CR-pinning is a kernel hardening feature that detects when
security-sensitive control bits are flipped off, complains about
it, then turns them back on. The CR-pinning checks are performed
in the CR manipulation helpers.
X86_CR4_FRED controls FRED enabling and is pinned. There is a
single, system-wide static key that controls CR-pinning
behavior. The static key is enabled by the boot CPU after it has
established its CR configuration.
The end result is that CR-pinning is not active while
initializing the boot CPU but it is active while bringing up
secondary CPUs.
== FRED Background ==
FRED is a new hardware entry/exit feature for the kernel. It is
not on by default and started out as Intel-only. AMD is just
adding support now.
FRED has MSRs for configuration and is enabled by the pinned
X86_CR4_FRED bit.
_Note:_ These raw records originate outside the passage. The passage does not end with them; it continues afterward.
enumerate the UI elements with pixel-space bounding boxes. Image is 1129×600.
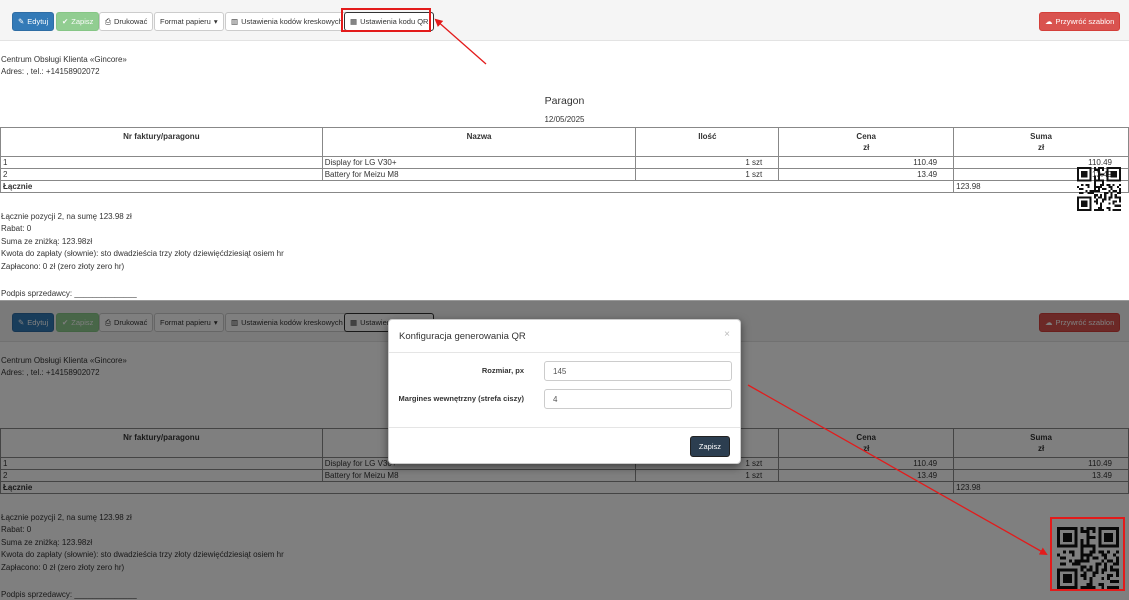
column-header-invoice: Nr faktury/paragonu: [0, 127, 323, 157]
check-icon: ✔: [62, 17, 69, 26]
barcode-icon: ▥: [231, 17, 239, 26]
receipt-summary: Łącznie pozycji 2, na sumę 123.98 zł Rab…: [1, 212, 284, 271]
modal-title: Konfiguracja generowania QR: [399, 331, 526, 342]
pencil-icon: ✎: [18, 17, 25, 26]
edit-button[interactable]: ✎Edytuj: [12, 12, 55, 31]
column-header-quantity: Ilość: [635, 127, 780, 157]
items-table: Nr faktury/paragonu Nazwa Ilość Cenazł S…: [0, 127, 1129, 193]
qr-code-highlight-box: [1050, 517, 1125, 591]
size-label: Rozmiar, px: [481, 366, 524, 375]
save-button[interactable]: ✔Zapisz: [56, 12, 100, 31]
company-name: Centrum Obsługi Klienta «Gincore»: [1, 55, 127, 64]
caret-down-icon: ▾: [213, 17, 218, 26]
margin-input[interactable]: [544, 389, 732, 409]
modal-save-button[interactable]: Zapisz: [689, 436, 730, 457]
company-info: Centrum Obsługi Klienta «Gincore» Adres:…: [1, 54, 127, 78]
top-screenshot-pane: ✎ Edytuj ✔ Zapisz ⎙ Drukować Format papieru…: [0, 0, 1129, 300]
print-button[interactable]: ⎙Drukować: [99, 12, 154, 31]
modal-header: Konfiguracja generowania QR ×: [389, 320, 740, 353]
table-total-row: Łącznie 123.98: [0, 180, 1129, 193]
size-input[interactable]: [544, 361, 732, 381]
seller-signature: Podpis sprzedawcy: ______________: [1, 289, 137, 298]
table-row: 2 Battery for Meizu M8 1 szt 13.49 13.49: [0, 168, 1129, 181]
printer-icon: ⎙: [105, 17, 111, 26]
modal-footer: Zapisz: [389, 427, 740, 465]
size-form-row: Rozmiar, px: [389, 361, 740, 381]
table-header-row: Nr faktury/paragonu Nazwa Ilość Cenazł S…: [0, 127, 1129, 157]
receipt-title: Paragon: [544, 95, 585, 107]
cloud-upload-icon: ☁: [1045, 17, 1053, 26]
qr-config-modal: Konfiguracja generowania QR × Rozmiar, p…: [388, 319, 741, 464]
paper-format-button[interactable]: Format papieru▾: [154, 12, 224, 31]
restore-template-button[interactable]: ☁Przywróć szablon: [1039, 12, 1121, 31]
company-address: Adres: , tel.: +14158902072: [1, 67, 100, 76]
margin-form-row: Margines wewnętrzny (strefa ciszy): [389, 389, 740, 409]
receipt-date: 12/05/2025: [544, 115, 585, 124]
close-icon[interactable]: ×: [724, 329, 730, 340]
barcode-settings-button[interactable]: ▥Ustawienia kodów kreskowych: [225, 12, 349, 31]
column-header-name: Nazwa: [321, 127, 637, 157]
margin-label: Margines wewnętrzny (strefa ciszy): [398, 394, 524, 403]
toolbar: ✎Edytuj ✔Zapisz ⎙Drukować Format papieru…: [0, 0, 1129, 41]
bottom-screenshot-pane: ✎Edytuj ✔Zapisz ⎙Drukować Format papieru…: [0, 300, 1129, 600]
column-header-price: Cenazł: [778, 127, 955, 157]
qr-code-image: [1077, 167, 1121, 211]
table-row: 1 Display for LG V30+ 1 szt 110.49 110.4…: [0, 156, 1129, 169]
qr-button-highlight-box: [341, 8, 431, 32]
column-header-sum: Sumazł: [953, 127, 1129, 157]
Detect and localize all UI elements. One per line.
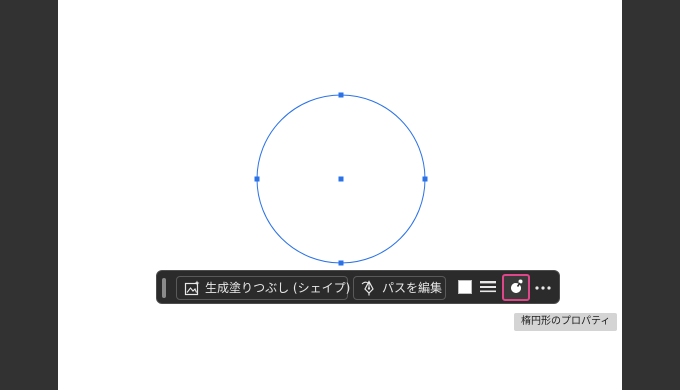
center-point <box>338 176 344 182</box>
pen-path-icon <box>361 280 377 296</box>
fill-swatch[interactable] <box>458 280 472 294</box>
more-dots-icon[interactable] <box>534 280 552 294</box>
contextual-taskbar: 生成塗りつぶし (シェイプ) パスを編集 <box>156 270 560 304</box>
ellipse-selection[interactable] <box>0 0 680 390</box>
anchor-left[interactable] <box>254 176 260 182</box>
anchor-bottom[interactable] <box>338 260 344 266</box>
stroke-lines-icon[interactable] <box>479 279 497 295</box>
edit-path-button[interactable]: パスを編集 <box>353 276 446 300</box>
anchor-right[interactable] <box>422 176 428 182</box>
ellipse-properties-button[interactable] <box>502 274 530 301</box>
taskbar-drag-handle[interactable] <box>162 278 166 298</box>
generative-fill-label: 生成塗りつぶし (シェイプ) <box>205 281 351 295</box>
properties-tooltip: 楕円形のプロパティ <box>514 313 618 331</box>
edit-path-label: パスを編集 <box>382 281 443 295</box>
anchor-top[interactable] <box>338 92 344 98</box>
ellipse-properties-icon <box>508 278 524 298</box>
generative-fill-icon <box>184 280 200 296</box>
generative-fill-button[interactable]: 生成塗りつぶし (シェイプ) <box>176 276 351 300</box>
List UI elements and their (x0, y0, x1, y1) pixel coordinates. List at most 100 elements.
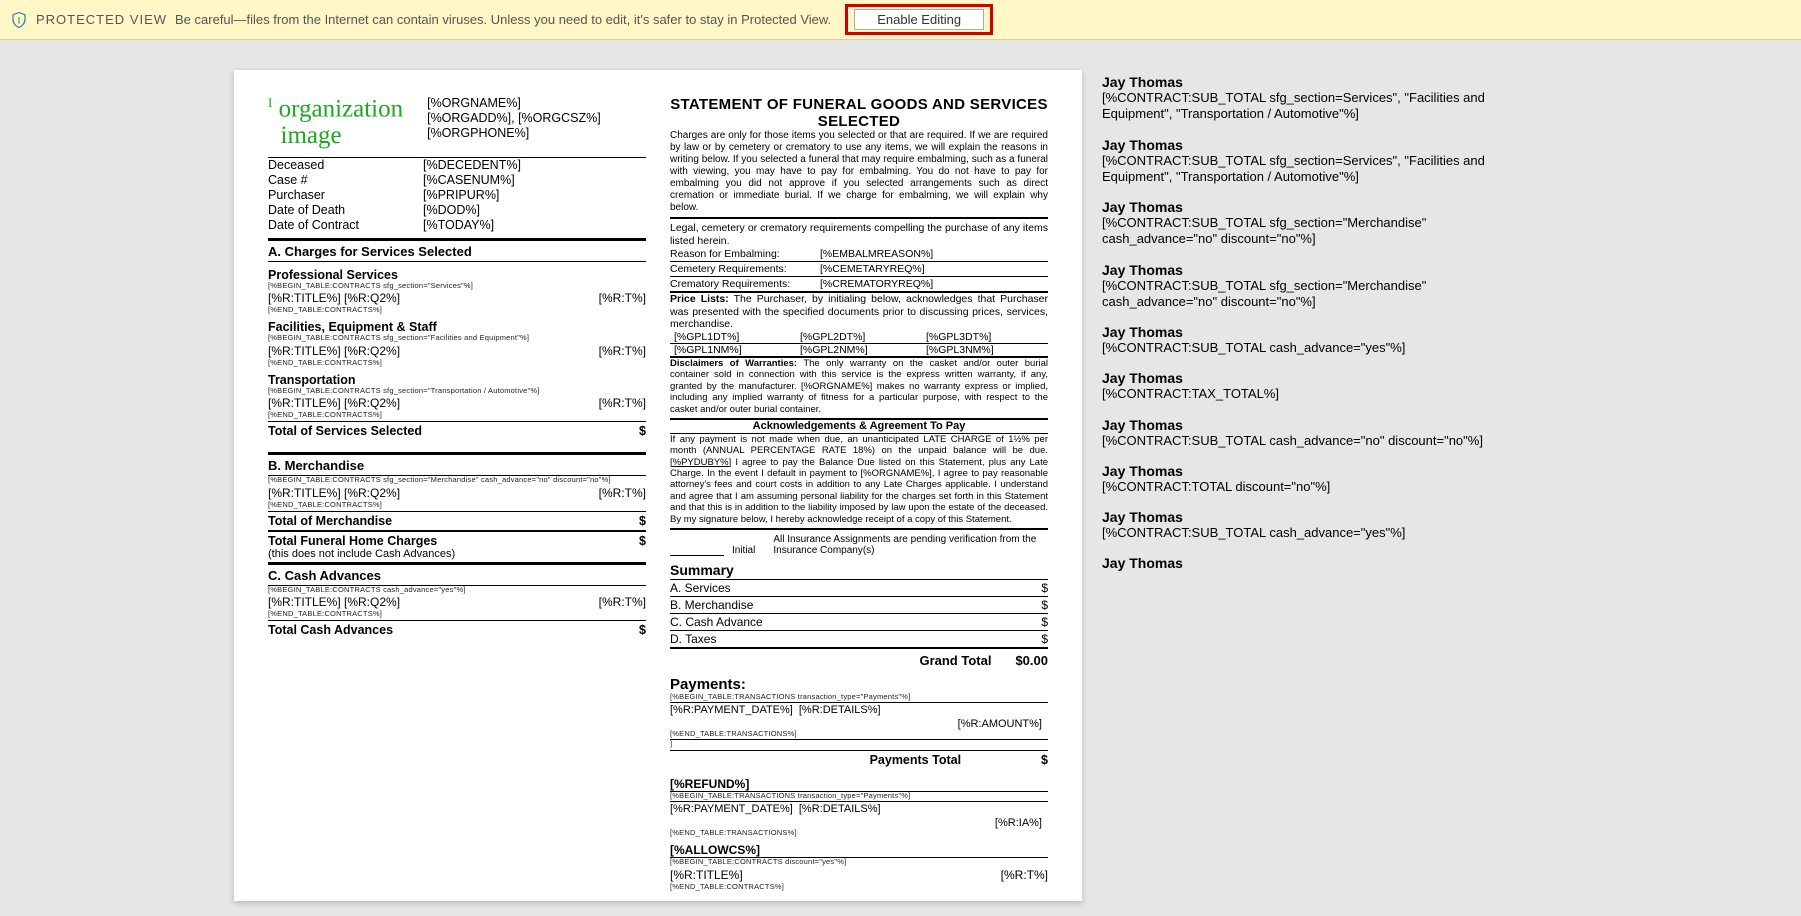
comments-panel: Jay Thomas[%CONTRACT:SUB_TOTAL sfg_secti… (1102, 74, 1502, 901)
comment-author: Jay Thomas (1102, 555, 1502, 571)
facilities-head: Facilities, Equipment & Staff (268, 320, 646, 334)
document-workspace: I organization image [%ORGNAME%] [%ORGAD… (0, 40, 1801, 901)
comment-author: Jay Thomas (1102, 199, 1502, 215)
initial-label: Initial (732, 545, 755, 556)
comment-author: Jay Thomas (1102, 509, 1502, 525)
disc-end-tag: [%END_TABLE:CONTRACTS%] (670, 883, 1048, 891)
gpl2nm: [%GPL2NM%] (796, 344, 922, 356)
ack-pyduby: [%PYDUBY%] (670, 457, 731, 468)
comment-item[interactable]: Jay Thomas[%CONTRACT:TAX_TOTAL%] (1102, 370, 1502, 402)
disc-title: [%R:TITLE%] (670, 868, 743, 882)
purchaser-value: [%PRIPUR%] (423, 188, 499, 202)
embalm-reason-label: Reason for Embalming: (670, 247, 820, 261)
refund-tag: [%REFUND%] (670, 777, 1048, 792)
dod-label: Date of Death (268, 203, 423, 217)
pay-begin-tag2: [%BEGIN_TABLE:TRANSACTIONS transaction_t… (670, 792, 1048, 800)
merch-begin-tag: [%BEGIN_TABLE:CONTRACTS sfg_section="Mer… (268, 476, 646, 484)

It should not be enabled until after MSRs are
properly initialized.
== SEV Background ==
Some flavors of AMD SEV have special virtualization exceptions:
#VC. These exceptions happen in "weird" places like when
accessing MMIO, running CPUID or even accessing apparently
normal kernel memory.
Writes to the console can generate #VC.
== Problem ==
CR-pinning implicitly enables FRED on secondary CPUs at a
different point than the boot CPU. This point is *before* the
CPU has done an explicit cr4_set_bits(X86_CR4_FRED) and before
the MSRs are initialized. This means that there is a window
where no exceptions can be handled.
For SEV-ES/SNP and TDX guests, any console output during this
window triggers #VC or #VE exceptions that result in triple
faults because the exception handlers rely on FRED MSRs that
aren't yet configured.
== Fix ==
Defer CR-pinning enforcement during secondary CPU bringup. This
avoids any implicit CR changes during CPU bringup, ensuring that
FRED is not enabled before it is configured and able to handle a
#VC.
This also aligns boot and secondary CPU bringup.
Note: FRED is not on by default anywhere so this is not likely
to be causing many problems. The only reason this was noticed
was that AMD started to enable FRED and was turning it on.